At first glance, the vegetable hydraulic system appears to be quite uncomplicated: the water evaporates in the leaves, which creates a suction effect in the plant’s vascular system that extends right down to the roots. There, the vacuum then absorbs water from the ground. The rule applies to the process: the drier the soil, the more vigorously the plants suck. But as studies have shown, they apparently reach a limit surprisingly early: even the desert plants do not reach more than minus 100 bar. So far, it has not been clear why. Because there was no physical reason to speak against stronger negative pressures: Actually, with water columns up to 1000 bar negative pressure are possible without the connection breaking.

What limits suction power?

An international team of researchers has now uncovered what is the limiting factor in the traces of plants. They used simulations at the atomic level to investigate whether there are ingredients in plant sap that could limit the negative pressure potential. Their results show that certain fats (lipids) are apparently responsible. According to this, these natural substances at more than 100 bar negative pressure in the plant sap cause the formation of rapidly expanding cavities – so-called cavities. If they become too large, the water column tears off and the supply to the plant collapses.
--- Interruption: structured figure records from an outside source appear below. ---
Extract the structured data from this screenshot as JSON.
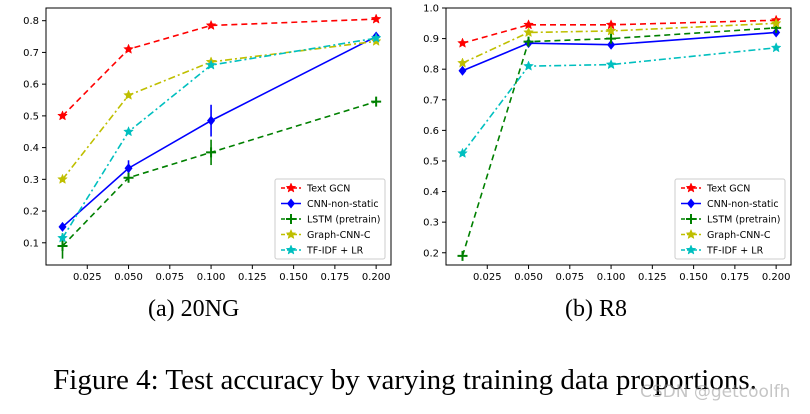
{
  "figure": {
    "caption": "Figure 4: Test accuracy by varying training data proportions.",
    "watermark": "CSDN @getcoolfh"
  },
  "legend_labels": [
    "Text GCN",
    "CNN-non-static",
    "LSTM (pretrain)",
    "Graph-CNN-C",
    "TF-IDF + LR"
  ],
  "colors": {
    "Text GCN": "#ff0000",
    "CNN-non-static": "#0000ff",
    "LSTM (pretrain)": "#008000",
    "Graph-CNN-C": "#bfbf00",
    "TF-IDF + LR": "#00bfbf"
  },
  "chart_data": [
    {
      "type": "line",
      "panel_label": "(a)  20NG",
      "x": [
        0.01,
        0.05,
        0.1,
        0.2
      ],
      "xticks": [
        "0.025",
        "0.050",
        "0.075",
        "0.100",
        "0.125",
        "0.150",
        "0.175",
        "0.200"
      ],
      "yticks": [
        "0.1",
        "0.2",
        "0.3",
        "0.4",
        "0.5",
        "0.6",
        "0.7",
        "0.8"
      ],
      "xlim": [
        0.0,
        0.209
      ],
      "ylim": [
        0.03,
        0.84
      ],
      "grid": false,
      "legend_position": "lower-right",
      "series": [
        {
          "name": "Text GCN",
          "values": [
            0.5,
            0.71,
            0.785,
            0.805
          ],
          "err": [
            0,
            0,
            0,
            0
          ],
          "marker": "star",
          "linestyle": "dashed"
        },
        {
          "name": "CNN-non-static",
          "values": [
            0.15,
            0.335,
            0.485,
            0.75
          ],
          "err": [
            0.01,
            0.025,
            0.05,
            0.005
          ],
          "marker": "diamond",
          "linestyle": "solid"
        },
        {
          "name": "LSTM (pretrain)",
          "values": [
            0.09,
            0.305,
            0.385,
            0.545
          ],
          "err": [
            0.04,
            0.01,
            0.04,
            0.005
          ],
          "marker": "plus",
          "linestyle": "dashed"
        },
        {
          "name": "Graph-CNN-C",
          "values": [
            0.3,
            0.565,
            0.67,
            0.735
          ],
          "err": [
            0,
            0,
            0,
            0
          ],
          "marker": "star",
          "linestyle": "dashdot"
        },
        {
          "name": "TF-IDF + LR",
          "values": [
            0.115,
            0.45,
            0.66,
            0.745
          ],
          "err": [
            0,
            0,
            0,
            0
          ],
          "marker": "star",
          "linestyle": "dashdot"
        }
      ]
    },
    {
      "type": "line",
      "panel_label": "(b)  R8",
      "x": [
        0.01,
        0.05,
        0.1,
        0.2
      ],
      "xticks": [
        "0.025",
        "0.050",
        "0.075",
        "0.100",
        "0.125",
        "0.150",
        "0.175",
        "0.200"
      ],
      "yticks": [
        "0.2",
        "0.3",
        "0.4",
        "0.5",
        "0.6",
        "0.7",
        "0.8",
        "0.9",
        "1.0"
      ],
      "xlim": [
        0.0,
        0.209
      ],
      "ylim": [
        0.16,
        1.0
      ],
      "grid": false,
      "legend_position": "lower-right",
      "series": [
        {
          "name": "Text GCN",
          "values": [
            0.885,
            0.945,
            0.945,
            0.96
          ],
          "err": [
            0,
            0,
            0,
            0
          ],
          "marker": "star",
          "linestyle": "dashed"
        },
        {
          "name": "CNN-non-static",
          "values": [
            0.795,
            0.885,
            0.88,
            0.92
          ],
          "err": [
            0.01,
            0.01,
            0.005,
            0.005
          ],
          "marker": "diamond",
          "linestyle": "solid"
        },
        {
          "name": "LSTM (pretrain)",
          "values": [
            0.19,
            0.89,
            0.9,
            0.935
          ],
          "err": [
            0.01,
            0.01,
            0.005,
            0.005
          ],
          "marker": "plus",
          "linestyle": "dashed"
        },
        {
          "name": "Graph-CNN-C",
          "values": [
            0.82,
            0.92,
            0.925,
            0.95
          ],
          "err": [
            0,
            0,
            0,
            0
          ],
          "marker": "star",
          "linestyle": "dashdot"
        },
        {
          "name": "TF-IDF + LR",
          "values": [
            0.525,
            0.81,
            0.815,
            0.87
          ],
          "err": [
            0,
            0,
            0,
            0
          ],
          "marker": "star",
          "linestyle": "dashdot"
        }
      ]
    }
  ]
}
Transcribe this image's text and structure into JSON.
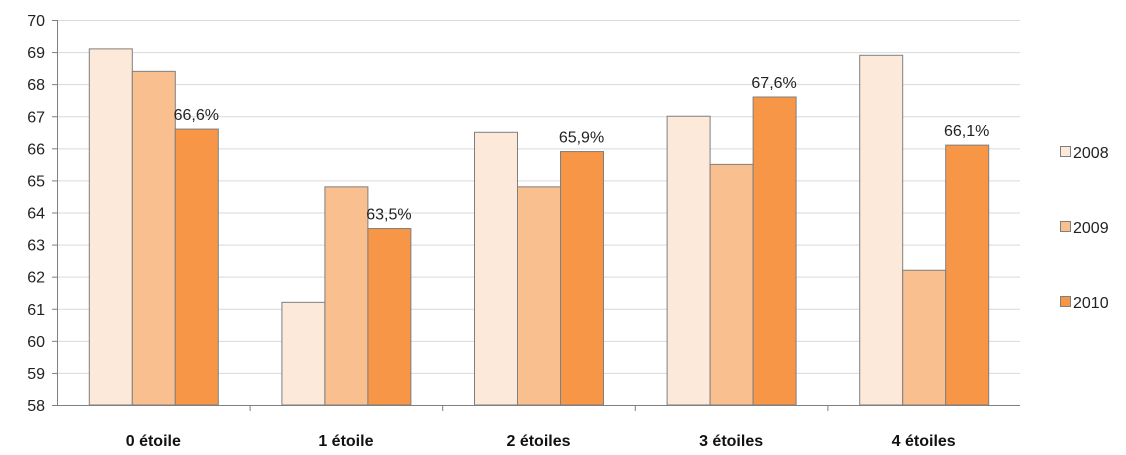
{
  "chart_data": {
    "type": "bar",
    "title": "",
    "xlabel": "",
    "ylabel": "",
    "categories": [
      "0 étoile",
      "1 étoile",
      "2 étoiles",
      "3 étoiles",
      "4 étoiles"
    ],
    "series": [
      {
        "name": "2008",
        "color": "#fde9da",
        "values": [
          69.1,
          61.2,
          66.5,
          67.0,
          68.9
        ]
      },
      {
        "name": "2009",
        "color": "#f9bf8f",
        "values": [
          68.4,
          64.8,
          64.8,
          65.5,
          62.2
        ]
      },
      {
        "name": "2010",
        "color": "#f79646",
        "values": [
          66.6,
          63.5,
          65.9,
          67.6,
          66.1
        ]
      }
    ],
    "data_labels": {
      "series": "2010",
      "texts": [
        "66,6%",
        "63,5%",
        "65,9%",
        "67,6%",
        "66,1%"
      ]
    },
    "ylim": [
      58,
      70
    ],
    "yticks": [
      58,
      59,
      60,
      61,
      62,
      63,
      64,
      65,
      66,
      67,
      68,
      69,
      70
    ],
    "grid": true,
    "legend_position": "right",
    "bar_outline_color": "#7f7f7f",
    "grid_color": "#d9d9d9"
  }
}
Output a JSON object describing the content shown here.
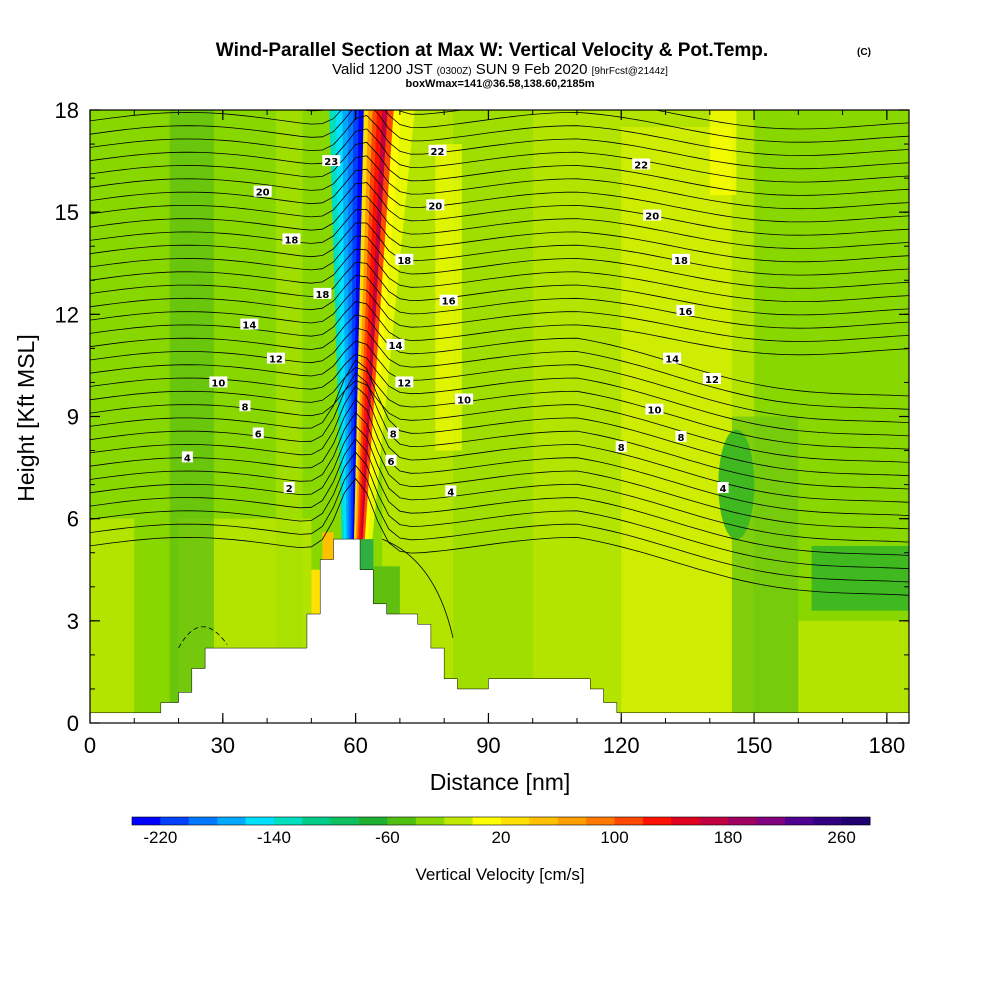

The reason why the lipids make it easier to form cavities is because they form double layers in the sap, as the researchers explain. This effect is due to the two different ends of the lipids: one repels water molecules – it is hydrophobic. The other attracts them – it’s hydrophilic. The hydrophilic part therefore faces the water, while the hydrophobic tail connects to a similar end of another lipid. These characteristics then result in tiny structures made of lipid bilayers in the plant juices.

Fats create cavities in the case of negative pressure

As can be seen from the computer simulations, these structures lead to a significantly increased tendency to form voids under negative pressure. Lipid bilayers in a liquid mean that the cavities are particularly easy to form and do not dissolve as effectively as with pure water. “Put simply, it is much easier to tear two layers of lipid apart than a group of water molecules,” explains co-author Emanuel Schneck from the Technical University of Darmstadt.

As he and his colleagues were able to show, the water column in plant juices breaks off at pressures of more than 100 bar. However, with the conditions typically found in plants of only 5 to 50 bar, this hardly ever happens, the researchers say. The results therefore match the negative pressures measured in botany. “For the first time, our results provide a plausible explanation of why plants cannot maintain negative pressures of more than minus 100 bar for long,” says Schneck.

Plants therefore have limited ability to absorb water from the drying soil. Ultimately, this also determines where plants can survive and grow, the scientists explain. According to them, the results are also relevant against the background of climate change: drought is increasing in more and more regions of the world. Insights into the plant’s ability to absorb water can therefore be helpful, according to the scientists.